Comradery and the ANZAC Spirit

Author: Rachael Ross

Growing up, we’ve all watched movies that told the story of the ANZACs. On the 25th of April each year, we stand in complete silence. You can hear a pin drop. The bugle plays, flags are lowered. We pay tribute to those who gave their lives in the ultimate sacrifice. We hear of the comradery between Australia and New Zealand, strengthened by the atrocities the ANZACs endured together during the Great War.

I didn’t realise that this comradery extended beyond the history books and into our everyday lives. Earlier this month, Alyce Devlin, Tamsyn Henry and myself attended the New Zealand Nationals. From the moment we touched down in Wellington, we were welcomed with open arms. The customs officers joked with us about our ‘funny looking’ rifles, and told us to ‘shoot well, but not too well.’

As we arrived at Palmerston North, (where the NZ Nationals were being held) the view was almost postcard-perfect, with sheep frolicking in the distance as the trees waved in the breeze. We could not have asked for a better environment to compete in. It was a beautiful 24 degrees, and coming from the 40 degree Queensland summer, we were bundled up in our winter jumpers and scarves. Meanwhile, our Kiwi counterparts were in singlets and thongs, complaining about the heat.

To top it all off, the kiwi competitors treated us like we were their own. Coming from electronic targets to paper targets, meant we were not the best at setting up scopes. With no hesitation, they were on the scene and showing us the quickest way to move between positions.

Shot over 3 days, the competition was close. With scores going back and forth across the three events. The conditions for the 3P match were quite favourable; a nice constant breeze with only a few tricky changes.
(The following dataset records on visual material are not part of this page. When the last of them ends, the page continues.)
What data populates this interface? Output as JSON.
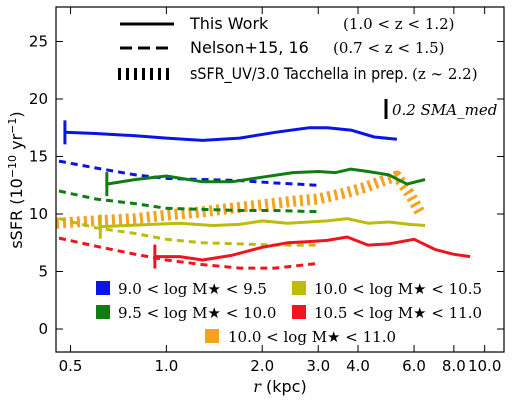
{
  "chart_data": {
    "type": "line",
    "xlabel": "r (kpc)",
    "ylabel": "sSFR (10⁻¹⁰ yr⁻¹)",
    "xscale": "log",
    "xlim": [
      0.45,
      11.5
    ],
    "ylim": [
      -2,
      28
    ],
    "x_ticks": [
      0.5,
      1.0,
      2.0,
      3.0,
      4.0,
      6.0,
      8.0,
      10.0
    ],
    "x_tick_labels": [
      "0.5",
      "1.0",
      "2.0",
      "3.0",
      "4.0",
      "6.0",
      "8.0",
      "10.0"
    ],
    "y_ticks": [
      0,
      5,
      10,
      15,
      20,
      25
    ],
    "y_tick_labels": [
      "0",
      "5",
      "10",
      "15",
      "20",
      "25"
    ],
    "grid": false,
    "style_legend": {
      "placement": "top-center",
      "entries": [
        {
          "style": "solid",
          "label": "This Work",
          "range": "(1.0 < z < 1.2)"
        },
        {
          "style": "dashed",
          "label": "Nelson+15, 16",
          "range": "(0.7 < z < 1.5)"
        },
        {
          "style": "thick-dotted",
          "label": "sSFR_UV/3.0 Tacchella in prep.",
          "range": "(z ∼ 2.2)"
        }
      ]
    },
    "scale_bar_label": "0.2 SMA_med",
    "mass_legend": {
      "placement": "lower-center",
      "entries": [
        {
          "label": "9.0 < log M★ < 9.5",
          "color": "#0a14e6"
        },
        {
          "label": "10.0 < log M★ < 10.5",
          "color": "#bcbc0f"
        },
        {
          "label": "9.5 < log M★ < 10.0",
          "color": "#0f7d0f"
        },
        {
          "label": "10.5 < log M★ < 11.0",
          "color": "#f0141e"
        },
        {
          "label": "10.0 < log M★ < 11.0",
          "color": "#f5a21e"
        }
      ]
    },
    "series": [
      {
        "group": "this_work",
        "mass_bin": "9.0-9.5",
        "color": "#0a14e6",
        "x": [
          0.48,
          0.6,
          0.8,
          1.0,
          1.3,
          1.7,
          2.2,
          2.8,
          3.2,
          3.8,
          4.5,
          5.3
        ],
        "y": [
          17.1,
          17.0,
          16.8,
          16.6,
          16.4,
          16.6,
          17.1,
          17.5,
          17.5,
          17.3,
          16.7,
          16.5
        ]
      },
      {
        "group": "this_work",
        "mass_bin": "9.5-10.0",
        "color": "#0f7d0f",
        "x": [
          0.65,
          0.8,
          1.0,
          1.3,
          1.6,
          2.0,
          2.5,
          3.0,
          3.4,
          3.8,
          4.3,
          5.0,
          5.7,
          6.5
        ],
        "y": [
          12.6,
          13.0,
          13.3,
          12.8,
          12.8,
          13.2,
          13.6,
          13.7,
          13.6,
          13.9,
          13.7,
          13.4,
          12.6,
          13.0
        ]
      },
      {
        "group": "this_work",
        "mass_bin": "10.0-10.5",
        "color": "#bcbc0f",
        "x": [
          0.62,
          0.75,
          0.9,
          1.1,
          1.4,
          1.7,
          2.0,
          2.4,
          2.8,
          3.2,
          3.7,
          4.3,
          5.0,
          5.8,
          6.5
        ],
        "y": [
          8.9,
          9.0,
          9.1,
          9.2,
          9.0,
          9.1,
          9.4,
          9.2,
          9.3,
          9.4,
          9.6,
          9.2,
          9.3,
          9.1,
          9.0
        ]
      },
      {
        "group": "this_work",
        "mass_bin": "10.5-11.0",
        "color": "#f0141e",
        "x": [
          0.92,
          1.1,
          1.3,
          1.6,
          2.0,
          2.4,
          2.8,
          3.2,
          3.7,
          4.3,
          5.0,
          6.0,
          7.0,
          8.0,
          9.0
        ],
        "y": [
          6.3,
          6.3,
          6.0,
          6.4,
          7.1,
          7.5,
          7.6,
          7.7,
          8.0,
          7.3,
          7.4,
          7.8,
          6.9,
          6.5,
          6.3
        ]
      },
      {
        "group": "nelson",
        "mass_bin": "9.0-9.5",
        "color": "#0a14e6",
        "x": [
          0.46,
          0.6,
          0.8,
          1.0,
          1.3,
          1.7,
          2.2,
          3.0
        ],
        "y": [
          14.6,
          14.0,
          13.4,
          13.1,
          13.0,
          12.9,
          12.7,
          12.5
        ]
      },
      {
        "group": "nelson",
        "mass_bin": "9.5-10.0",
        "color": "#0f7d0f",
        "x": [
          0.46,
          0.6,
          0.8,
          1.0,
          1.3,
          1.7,
          2.2,
          3.0
        ],
        "y": [
          12.0,
          11.3,
          10.9,
          10.5,
          10.4,
          10.3,
          10.3,
          10.2
        ]
      },
      {
        "group": "nelson",
        "mass_bin": "10.0-10.5",
        "color": "#bcbc0f",
        "x": [
          0.46,
          0.6,
          0.8,
          1.0,
          1.3,
          1.7,
          2.2,
          3.0
        ],
        "y": [
          9.6,
          8.8,
          8.3,
          7.8,
          7.5,
          7.4,
          7.3,
          7.3
        ]
      },
      {
        "group": "nelson",
        "mass_bin": "10.5-11.0",
        "color": "#f0141e",
        "x": [
          0.46,
          0.6,
          0.8,
          1.0,
          1.3,
          1.7,
          2.2,
          3.0
        ],
        "y": [
          7.9,
          7.2,
          6.5,
          6.0,
          5.6,
          5.3,
          5.3,
          5.7
        ]
      },
      {
        "group": "tacchella",
        "mass_bin": "10.0-11.0",
        "color": "#f5a21e",
        "x": [
          0.45,
          0.6,
          0.8,
          1.0,
          1.3,
          1.6,
          2.0,
          2.5,
          3.0,
          3.6,
          4.2,
          4.8,
          5.3,
          5.8,
          6.3
        ],
        "y": [
          9.2,
          9.4,
          9.6,
          9.9,
          10.2,
          10.5,
          10.8,
          11.1,
          11.3,
          11.8,
          12.3,
          12.9,
          13.3,
          11.8,
          10.0
        ]
      }
    ]
  }
}
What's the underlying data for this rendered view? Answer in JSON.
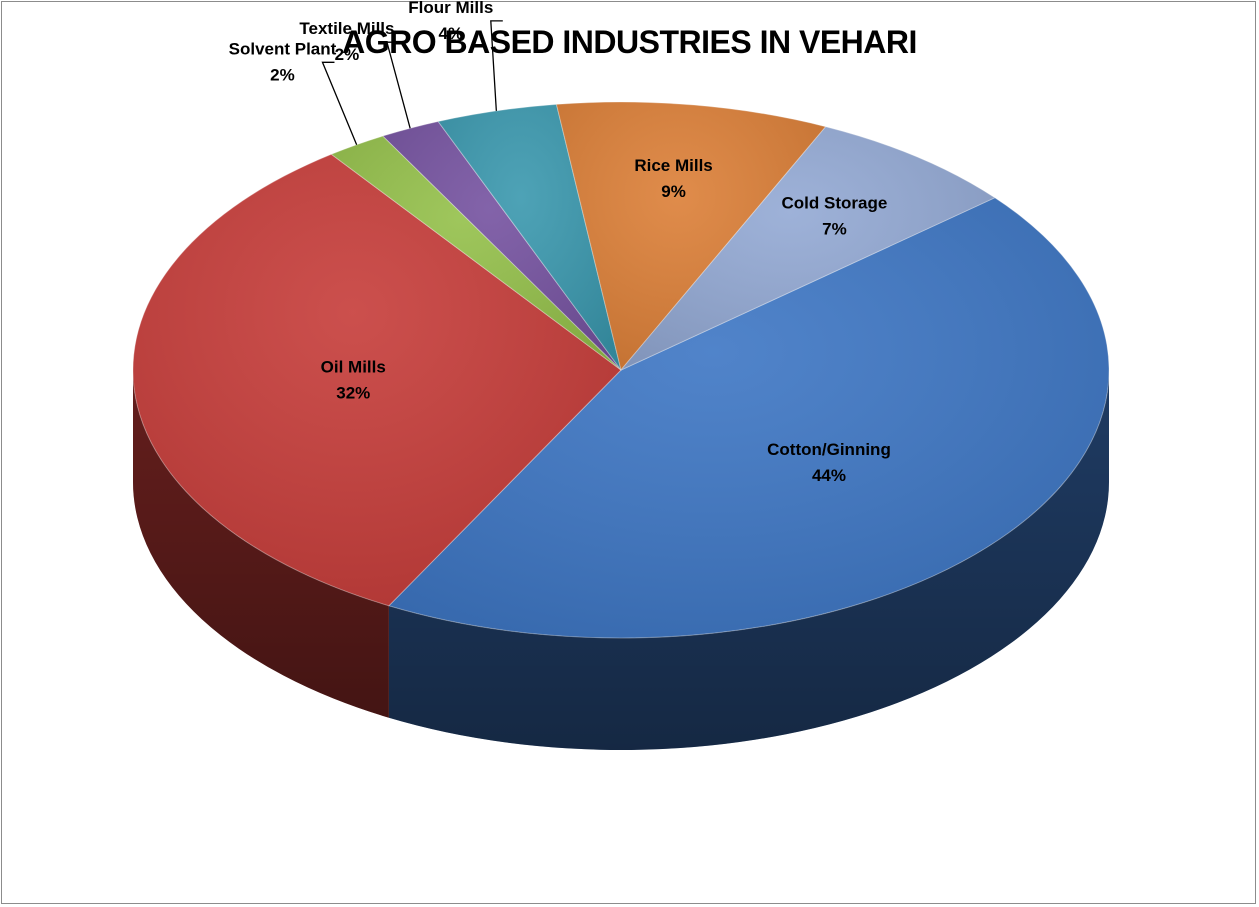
{
  "chart_data": {
    "type": "pie",
    "title": "AGRO BASED INDUSTRIES IN VEHARI",
    "slices": [
      {
        "name": "Cotton/Ginning",
        "value": 44,
        "label": "44%",
        "color": "#3d76c4"
      },
      {
        "name": "Oil Mills",
        "value": 32,
        "label": "32%",
        "color": "#c63c39"
      },
      {
        "name": "Solvent Plant",
        "value": 2,
        "label": "2%",
        "color": "#94c04a"
      },
      {
        "name": "Textile Mills",
        "value": 2,
        "label": "2%",
        "color": "#7552a0"
      },
      {
        "name": "Flour Mills",
        "value": 4,
        "label": "4%",
        "color": "#3a98ae"
      },
      {
        "name": "Rice Mills",
        "value": 9,
        "label": "9%",
        "color": "#dc7f37"
      },
      {
        "name": "Cold Storage",
        "value": 7,
        "label": "7%",
        "color": "#93a9d4"
      }
    ]
  }
}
The air rifle range was homely and familiar, the paper targets barely changing the overall shooting experience.
Between these competitions, we dined together and shared stories, made plans for future visits. The only time things got heated, was when the origins of Pavlova was mentioned at the dinner table. I’m sure this discussion will be continued when we meet again.

The important part of these Nationals were not the results or which one of us won, it’s the rediscovered friendship between competitive shooters of our two countries that for many years seemed to be forgotten.